I’m happy to contribute to Chromium & Blink with more stable code through changing to the precise-width integer type and to learn more about this particular domain.
References
[1] https://en.cppreference.com/w/cpp/language/types
[2] http://nickdesaulniers.github.io/blog/2016/05/30/data-models-and-word-size/
This article is awesome.
It’s incredible that you could fix a security issue by just fixing the integer size.
Thank you!
> It’s incredible that you could fix a security issue by just fixing the integer size.
Yes, that would be incredible. But that’s not what happened.

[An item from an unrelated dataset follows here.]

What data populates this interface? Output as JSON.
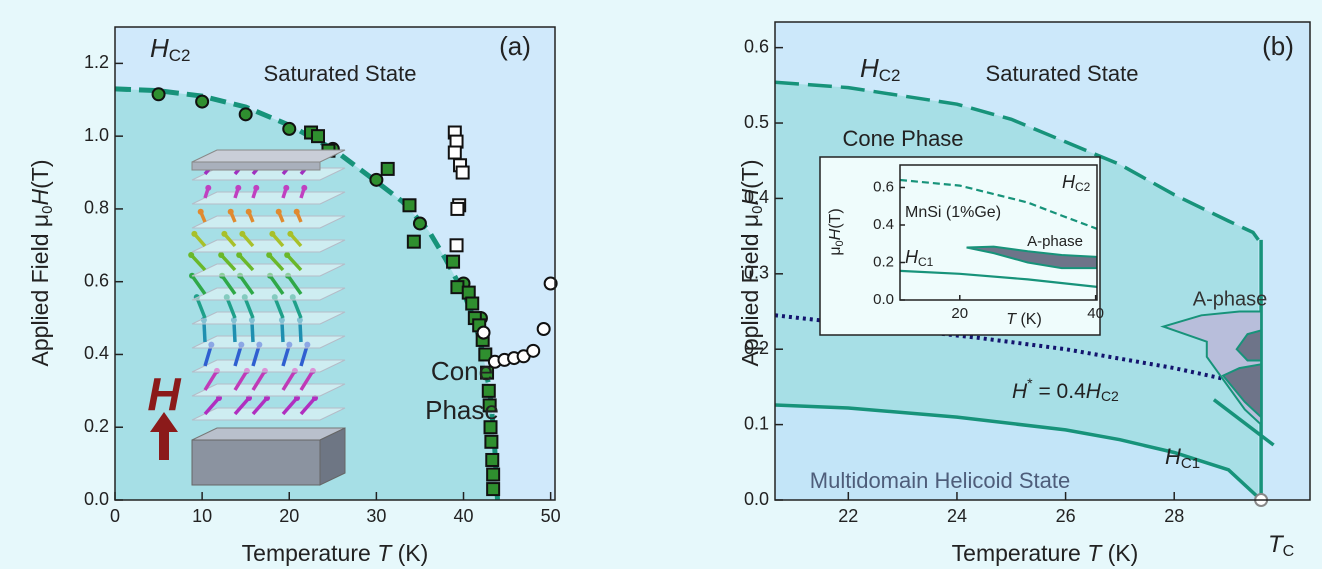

The author found a security issue simply because the conversion required a careful code review. The security issue didn’t stem from using native integer types. In fact, I’d argue that the security issue stemmed from the original programmer making the kind of assumptions that are typical when you have the mindset of fixed-width types. To avoid multiplicative overflow they used an intermediate type that was twice the width. And in fact this aspect of it was correct. What was broken was their logic for detecting overflow of a second multiplication operation. Using fixed-width types wouldn’t have fixed that issue. The actual fix simply used base::CheckedNumeric as the type, which checks overflow in a library via operator overloading. The underlying type is irrelevant, though it’s not clear to me why they ended up choosing int32_t for the template type given that the function argument parameters are still unsigned int. That suggests some hidden dependencies and assumptions on callers that remain undeclared.
Nowhere did this author show an example of why switching from native types to fixed-width types improved anything other than closer adherence to Google’s style guide. It’s unsurprising that a bug was discovered as a result of doing a careful, focused code review. If they had switched their focus from changing types to instead reviewing all multiplication operations, I bet they’d have found many more bugs. Also, what we don’t know is if the conversions introduced any issues beyond those mentioned as it could take years for those to shake out, if at all.